# Framesets im IFRAME mit Opera



## zeromancer (22. November 2003)

Hallo, Ihr Coder 

Opera und seine Macken... jaja. Nichts ist schöner, als eine Website Cross-Browser-Konform zu gestalten, und genau da liegt der Haken:

Ich öffne in einem IFRAME ein Frameset, bestehend aus 2 Frames: nav und content. Bis hier hin nichts besonderes, nur in einem IFRAME angezeigt weigert sich Opera (7.21), die Seite, die man im nav-Frame klickt, im Frame content anzuzeigen, stattdessen öffnet sich ein neues Fenster, als wenn als target=_blank angegeben wäre.

Nun die Frage: gibt es einen Trick dieses Manko zu beheben oder ist man bei Opera eben mit IFRAMES noch nicht so weit? Oder aber stehe ich hier voll auf dem Schlauch, wenn ich meine, den Zielframe auf diese Weise referenzieren zu wollen?

Danke für Eure Vorschläge! 

p.s.: Ach so, wenn Ihr Glück habt, dann läuft der Webserver unter http://www.3d-inferno.de - und dann aufs Bild klicken


----------



## Karl Förster (28. November 2003)

Also mit IFRAMES würde ich ganz vorsichtig sein. An dieser Stelle gibts es noch zu viele Differenzen zwischen den Browsern. Mozilla, Netscape und Opera haben noch derbe Probleme damit.

Soweit ich mir deine Seite angesehen habe müsste das Design auch gut mit normalen Frames möglich sein wenn du es schon so machen willst. Ich bin eher der, der die Seite lieber komplett neu laden lässt, also komplett auf Frames verzichtet.

Ein Tipp noch:
Versuch mal die Grafiken etwas zu verkleinern. Ich hab hier DSL und die Grafiken brauchen wirklich ewig zu laden. Entweder sind sie wirklich zu groß oder der Webspace ist einfach nur langsam.
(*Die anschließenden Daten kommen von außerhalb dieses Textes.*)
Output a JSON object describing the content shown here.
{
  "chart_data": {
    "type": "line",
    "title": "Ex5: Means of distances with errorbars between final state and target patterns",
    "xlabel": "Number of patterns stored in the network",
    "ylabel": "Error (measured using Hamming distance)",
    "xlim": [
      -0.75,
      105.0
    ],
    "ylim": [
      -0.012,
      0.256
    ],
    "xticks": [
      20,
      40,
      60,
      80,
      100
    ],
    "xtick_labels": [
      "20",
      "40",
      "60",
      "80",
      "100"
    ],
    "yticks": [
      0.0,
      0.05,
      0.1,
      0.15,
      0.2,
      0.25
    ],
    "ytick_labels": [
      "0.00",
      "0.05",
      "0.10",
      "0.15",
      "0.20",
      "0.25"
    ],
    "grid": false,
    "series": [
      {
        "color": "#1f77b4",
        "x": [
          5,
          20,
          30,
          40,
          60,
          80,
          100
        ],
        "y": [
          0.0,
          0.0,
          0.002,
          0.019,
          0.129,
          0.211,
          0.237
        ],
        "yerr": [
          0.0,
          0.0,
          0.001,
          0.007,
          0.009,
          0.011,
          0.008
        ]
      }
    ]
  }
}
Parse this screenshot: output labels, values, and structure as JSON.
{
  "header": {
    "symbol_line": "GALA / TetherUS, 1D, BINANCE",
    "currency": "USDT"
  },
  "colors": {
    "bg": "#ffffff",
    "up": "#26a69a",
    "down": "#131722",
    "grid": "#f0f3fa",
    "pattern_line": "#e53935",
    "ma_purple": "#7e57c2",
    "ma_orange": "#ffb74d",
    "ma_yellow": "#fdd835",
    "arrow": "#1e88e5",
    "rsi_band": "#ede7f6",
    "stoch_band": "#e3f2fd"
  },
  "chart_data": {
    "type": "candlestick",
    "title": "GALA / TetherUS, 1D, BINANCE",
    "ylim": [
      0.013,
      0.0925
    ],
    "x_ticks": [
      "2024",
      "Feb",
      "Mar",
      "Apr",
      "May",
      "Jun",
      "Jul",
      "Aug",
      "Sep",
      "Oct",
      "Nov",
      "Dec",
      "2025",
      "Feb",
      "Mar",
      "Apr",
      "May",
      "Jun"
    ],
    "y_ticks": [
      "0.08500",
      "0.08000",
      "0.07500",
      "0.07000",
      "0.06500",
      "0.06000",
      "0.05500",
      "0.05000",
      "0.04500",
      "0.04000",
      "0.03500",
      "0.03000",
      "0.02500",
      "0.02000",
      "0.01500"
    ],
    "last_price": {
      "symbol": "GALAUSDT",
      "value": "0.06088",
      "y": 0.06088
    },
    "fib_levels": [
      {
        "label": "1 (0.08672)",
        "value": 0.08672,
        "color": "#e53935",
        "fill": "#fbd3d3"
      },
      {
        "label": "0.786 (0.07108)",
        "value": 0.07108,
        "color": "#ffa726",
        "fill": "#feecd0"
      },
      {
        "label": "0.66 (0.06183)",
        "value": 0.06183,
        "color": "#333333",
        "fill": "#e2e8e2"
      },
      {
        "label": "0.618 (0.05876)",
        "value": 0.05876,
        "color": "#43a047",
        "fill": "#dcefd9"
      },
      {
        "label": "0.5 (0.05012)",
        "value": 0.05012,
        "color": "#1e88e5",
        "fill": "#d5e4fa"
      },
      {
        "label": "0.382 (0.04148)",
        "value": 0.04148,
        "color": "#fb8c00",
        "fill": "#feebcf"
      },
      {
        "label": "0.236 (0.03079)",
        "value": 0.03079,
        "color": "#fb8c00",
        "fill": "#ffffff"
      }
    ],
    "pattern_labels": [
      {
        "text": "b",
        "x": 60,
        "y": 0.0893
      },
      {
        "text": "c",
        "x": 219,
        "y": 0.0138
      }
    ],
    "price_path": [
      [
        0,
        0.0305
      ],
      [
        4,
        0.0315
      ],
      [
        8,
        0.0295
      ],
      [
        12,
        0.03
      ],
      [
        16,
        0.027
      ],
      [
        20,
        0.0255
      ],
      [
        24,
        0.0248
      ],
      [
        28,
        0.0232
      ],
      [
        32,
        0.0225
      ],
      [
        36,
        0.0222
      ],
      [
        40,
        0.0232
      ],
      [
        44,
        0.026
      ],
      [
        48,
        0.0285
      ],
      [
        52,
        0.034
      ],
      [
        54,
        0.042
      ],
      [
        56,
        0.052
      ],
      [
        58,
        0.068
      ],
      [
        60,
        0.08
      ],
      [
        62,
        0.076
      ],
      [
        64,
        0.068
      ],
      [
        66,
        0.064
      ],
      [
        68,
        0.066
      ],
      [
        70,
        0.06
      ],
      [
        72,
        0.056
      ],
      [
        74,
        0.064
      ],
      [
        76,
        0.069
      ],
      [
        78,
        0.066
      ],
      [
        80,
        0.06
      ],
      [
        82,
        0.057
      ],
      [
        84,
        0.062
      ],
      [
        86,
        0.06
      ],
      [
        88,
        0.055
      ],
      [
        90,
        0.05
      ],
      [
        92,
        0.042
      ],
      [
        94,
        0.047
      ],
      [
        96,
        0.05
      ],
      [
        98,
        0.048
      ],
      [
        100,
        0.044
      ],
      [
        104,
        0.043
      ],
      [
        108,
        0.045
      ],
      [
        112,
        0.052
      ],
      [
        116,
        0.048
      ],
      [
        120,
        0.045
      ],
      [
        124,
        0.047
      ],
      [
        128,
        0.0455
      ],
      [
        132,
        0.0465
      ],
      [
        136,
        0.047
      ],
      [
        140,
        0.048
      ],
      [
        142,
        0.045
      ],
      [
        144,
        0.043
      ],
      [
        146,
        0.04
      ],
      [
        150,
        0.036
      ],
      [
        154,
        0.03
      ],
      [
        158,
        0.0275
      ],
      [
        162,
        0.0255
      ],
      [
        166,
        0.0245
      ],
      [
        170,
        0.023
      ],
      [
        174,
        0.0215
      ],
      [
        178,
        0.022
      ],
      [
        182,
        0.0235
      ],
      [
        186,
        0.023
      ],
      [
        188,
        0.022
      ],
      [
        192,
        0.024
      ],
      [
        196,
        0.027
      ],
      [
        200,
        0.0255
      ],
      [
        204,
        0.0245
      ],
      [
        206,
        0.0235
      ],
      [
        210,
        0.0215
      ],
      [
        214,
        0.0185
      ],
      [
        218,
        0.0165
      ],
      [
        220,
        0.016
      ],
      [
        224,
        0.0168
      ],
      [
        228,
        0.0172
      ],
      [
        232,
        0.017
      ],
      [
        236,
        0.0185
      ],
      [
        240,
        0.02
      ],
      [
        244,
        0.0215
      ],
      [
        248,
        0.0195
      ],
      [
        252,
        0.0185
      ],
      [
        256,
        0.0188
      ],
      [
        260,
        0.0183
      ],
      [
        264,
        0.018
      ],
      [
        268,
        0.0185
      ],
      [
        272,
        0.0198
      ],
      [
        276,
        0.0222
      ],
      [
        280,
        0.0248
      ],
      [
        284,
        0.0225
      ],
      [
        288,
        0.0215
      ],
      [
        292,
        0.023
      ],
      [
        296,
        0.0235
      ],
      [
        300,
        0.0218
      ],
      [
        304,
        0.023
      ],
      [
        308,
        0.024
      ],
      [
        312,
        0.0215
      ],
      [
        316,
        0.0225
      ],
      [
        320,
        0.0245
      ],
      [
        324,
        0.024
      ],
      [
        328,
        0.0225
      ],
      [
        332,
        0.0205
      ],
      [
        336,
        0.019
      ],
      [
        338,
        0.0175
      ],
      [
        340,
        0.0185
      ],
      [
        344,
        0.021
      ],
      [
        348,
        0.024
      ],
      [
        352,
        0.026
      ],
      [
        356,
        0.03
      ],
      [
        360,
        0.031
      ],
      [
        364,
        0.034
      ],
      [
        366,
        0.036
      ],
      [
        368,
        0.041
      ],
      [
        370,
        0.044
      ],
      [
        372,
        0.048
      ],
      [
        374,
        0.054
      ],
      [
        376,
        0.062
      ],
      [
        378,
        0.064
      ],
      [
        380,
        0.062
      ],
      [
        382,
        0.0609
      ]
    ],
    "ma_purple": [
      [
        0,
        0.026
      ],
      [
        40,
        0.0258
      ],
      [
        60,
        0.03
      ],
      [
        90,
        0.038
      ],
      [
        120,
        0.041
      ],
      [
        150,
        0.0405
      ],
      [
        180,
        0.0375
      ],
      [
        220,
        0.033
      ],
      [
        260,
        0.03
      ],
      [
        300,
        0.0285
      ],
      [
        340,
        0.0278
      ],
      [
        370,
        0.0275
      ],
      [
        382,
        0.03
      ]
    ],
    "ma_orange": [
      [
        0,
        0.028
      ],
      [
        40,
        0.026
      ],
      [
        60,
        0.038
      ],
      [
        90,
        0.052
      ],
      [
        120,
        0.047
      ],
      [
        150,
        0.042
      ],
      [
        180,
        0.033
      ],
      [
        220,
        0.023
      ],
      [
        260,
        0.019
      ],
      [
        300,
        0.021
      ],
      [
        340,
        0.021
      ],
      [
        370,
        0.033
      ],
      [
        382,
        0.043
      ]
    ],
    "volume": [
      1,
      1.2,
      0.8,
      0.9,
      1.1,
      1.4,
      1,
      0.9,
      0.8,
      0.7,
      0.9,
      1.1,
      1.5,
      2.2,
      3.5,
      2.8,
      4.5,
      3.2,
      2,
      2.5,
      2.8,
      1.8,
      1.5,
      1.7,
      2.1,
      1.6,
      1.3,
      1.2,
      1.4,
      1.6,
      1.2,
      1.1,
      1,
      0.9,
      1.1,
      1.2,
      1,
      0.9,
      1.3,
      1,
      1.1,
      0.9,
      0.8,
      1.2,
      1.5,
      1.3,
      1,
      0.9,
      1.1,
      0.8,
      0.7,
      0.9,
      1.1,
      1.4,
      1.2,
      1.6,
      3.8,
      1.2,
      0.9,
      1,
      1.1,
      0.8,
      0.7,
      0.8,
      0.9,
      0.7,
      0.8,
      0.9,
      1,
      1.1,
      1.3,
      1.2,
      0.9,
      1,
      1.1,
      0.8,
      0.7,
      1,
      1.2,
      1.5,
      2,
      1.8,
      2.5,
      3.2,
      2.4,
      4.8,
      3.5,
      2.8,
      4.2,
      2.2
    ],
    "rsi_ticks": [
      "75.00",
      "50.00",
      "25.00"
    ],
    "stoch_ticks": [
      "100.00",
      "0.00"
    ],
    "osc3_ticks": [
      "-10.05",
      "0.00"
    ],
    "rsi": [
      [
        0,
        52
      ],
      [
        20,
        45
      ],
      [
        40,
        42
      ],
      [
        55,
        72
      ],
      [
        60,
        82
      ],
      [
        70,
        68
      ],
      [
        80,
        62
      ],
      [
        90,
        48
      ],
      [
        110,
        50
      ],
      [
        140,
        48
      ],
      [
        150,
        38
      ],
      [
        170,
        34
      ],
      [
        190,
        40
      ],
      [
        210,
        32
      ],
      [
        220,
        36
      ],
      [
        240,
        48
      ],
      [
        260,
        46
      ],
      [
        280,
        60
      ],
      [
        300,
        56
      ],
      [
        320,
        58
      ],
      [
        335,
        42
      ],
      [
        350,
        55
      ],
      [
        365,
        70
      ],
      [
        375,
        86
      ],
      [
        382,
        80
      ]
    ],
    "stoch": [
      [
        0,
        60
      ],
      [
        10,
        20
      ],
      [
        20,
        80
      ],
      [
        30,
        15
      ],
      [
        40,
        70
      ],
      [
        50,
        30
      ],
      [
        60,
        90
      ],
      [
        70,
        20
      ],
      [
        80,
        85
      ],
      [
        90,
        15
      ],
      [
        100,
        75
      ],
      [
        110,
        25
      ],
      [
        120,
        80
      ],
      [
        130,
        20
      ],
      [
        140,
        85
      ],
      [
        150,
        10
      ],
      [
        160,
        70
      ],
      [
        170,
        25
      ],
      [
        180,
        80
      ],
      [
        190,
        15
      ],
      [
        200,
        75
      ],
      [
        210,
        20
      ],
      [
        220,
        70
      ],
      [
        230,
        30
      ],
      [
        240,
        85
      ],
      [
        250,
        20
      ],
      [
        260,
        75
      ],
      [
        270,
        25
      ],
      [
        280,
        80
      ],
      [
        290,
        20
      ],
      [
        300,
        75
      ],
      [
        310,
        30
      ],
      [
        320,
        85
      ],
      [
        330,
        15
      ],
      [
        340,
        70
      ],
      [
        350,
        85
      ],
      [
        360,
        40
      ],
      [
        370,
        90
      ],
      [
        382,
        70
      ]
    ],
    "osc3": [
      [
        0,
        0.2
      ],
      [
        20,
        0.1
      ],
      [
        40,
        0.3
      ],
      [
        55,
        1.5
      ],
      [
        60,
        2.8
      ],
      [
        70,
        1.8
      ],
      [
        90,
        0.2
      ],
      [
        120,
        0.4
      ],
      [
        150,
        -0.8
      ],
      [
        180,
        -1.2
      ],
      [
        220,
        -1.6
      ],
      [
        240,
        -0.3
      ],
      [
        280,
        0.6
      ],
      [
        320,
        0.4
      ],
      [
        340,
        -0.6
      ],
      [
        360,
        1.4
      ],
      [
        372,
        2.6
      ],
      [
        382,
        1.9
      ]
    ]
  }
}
Für das Bild auf der Startseite habe ich etwa 45 Sekunden gebraucht.


----------



## zeromancer (28. November 2003)

Hmmm also keine direkte Lösung... werde ich wohl wirklich zu den Frames zurückkehren.
Zum Tempo: dies ist nur ein Testseite - Uploadtempo 128k, was einem DSL entspricht ;-) Der Rechner steht unter meinem Tisch und ist eigentlich auch nur für private Zwecke gedacht, wird demnächst also dann komplett dicht gemacht.

Aber danke für Dein Reply, das einzige seit über einer Woche


----------